High rates of employee turnover pose a danger to any business and cost employers time and money to overcome. Employees leave their jobs for a variety of reasons. What if there was a method to determine exactly what your employees need to feel job satisfaction?
Enter predictive analytics, a branch of mathematics devoted to crunching behavioral and environmental data to uncover insights and trends. In the past, reasons for employee attrition have been compiled based on anecdotal evidence, but
Matthew Stevenson, partner and co-leader of
Mercer’s Workforce Strategy & Analytics group, says that’s a troublesome approach. “We find that statistical data is much more effective and actionable than perceptional analysis, because there's all sorts of bias in asking people questions,” he says.
Here are three ways you can take advantage of existing data to mitigate attrition and achieve employee engagement.
Make Decisions about Employee Engagement Based on Data, Not Speculation
Anecdotal data can result in assigning blame for attrition to one individual factor.
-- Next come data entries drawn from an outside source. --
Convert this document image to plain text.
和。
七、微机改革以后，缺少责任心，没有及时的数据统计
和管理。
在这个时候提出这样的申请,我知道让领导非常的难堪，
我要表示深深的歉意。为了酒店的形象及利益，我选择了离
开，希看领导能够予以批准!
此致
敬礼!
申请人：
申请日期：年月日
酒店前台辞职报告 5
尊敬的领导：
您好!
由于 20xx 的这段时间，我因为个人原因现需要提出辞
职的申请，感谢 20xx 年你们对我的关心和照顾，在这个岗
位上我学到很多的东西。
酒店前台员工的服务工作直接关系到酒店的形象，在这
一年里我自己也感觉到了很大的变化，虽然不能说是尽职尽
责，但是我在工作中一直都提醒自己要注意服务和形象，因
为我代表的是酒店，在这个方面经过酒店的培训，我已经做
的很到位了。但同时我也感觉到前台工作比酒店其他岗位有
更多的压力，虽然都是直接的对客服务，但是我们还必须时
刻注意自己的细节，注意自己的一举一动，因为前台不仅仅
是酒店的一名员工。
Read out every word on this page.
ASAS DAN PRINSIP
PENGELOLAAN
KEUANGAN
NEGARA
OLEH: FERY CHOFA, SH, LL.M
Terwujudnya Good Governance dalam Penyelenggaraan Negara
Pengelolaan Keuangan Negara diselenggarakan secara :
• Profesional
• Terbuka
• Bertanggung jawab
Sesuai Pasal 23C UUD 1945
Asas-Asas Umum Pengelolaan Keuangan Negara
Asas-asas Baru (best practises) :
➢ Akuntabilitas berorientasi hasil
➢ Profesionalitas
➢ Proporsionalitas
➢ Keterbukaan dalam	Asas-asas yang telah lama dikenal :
For example, many employees cite their manager as their reason for leaving a job. But as Stevenson explains, “management often reflects systemic policies, so anecdotal evidence makes teasing out the difference between an individual and the business as a whole very difficult.”
Dr. Paul Fairlie, work psychologist and CEO of
Heliosophy--a consulting service that applies psychology to solve issues with employee dynamics--agrees. “There’s a lot of folk wisdom around why people leave employers, and it's not very evidence-based,” he says. “But analytics can counter human biases. Analytics go beyond opinions and hearsay when identifying real turnover drivers.”
Provide Better Data to Fuel Retention
Until recently, the data being produced by business analytics focused on just that — business. It’s important to remember that employees are human, and subject to human behaviors. Fairlie notes that behavioral analysis has not traditionally been applied to business, but that it constitutes a missing link in the data. “Businesses need to merge variables from different sources to find combinations that predict past turnover among high-performers,” he says.
However, Stevenson cautions that data isn’t the only key to understanding attrition. “Predictive analytics relies on data, but also on questions. Prediction does not equal causation,” he says. “It’s important to learn what types of questions we need to be asking about what the data can teach us.”
Help Create Organizational Change
It’s important to remember that the data derived from predictive analytics is intended to make changes company-wide, not just to individual behaviors. Employee engagement is often about organizational culture and systemic issues. Predictive analysis can help identify those bigger-picture issues that are driving employee attrition or engagement.
“Satisfaction, commitment, discretionary effort, stress, burnout — the list goes on,” Fairlie says. “Research is full of things known to drive attrition, and organizations are likely harboring many other drivers that will only be discovered with data mining.”
Stevenson notes that once the data is compiled, it must be applied to the organization as a whole. “Predictors should be used in an actionable way to make changes to the system, rather than changes to individuals,” he says.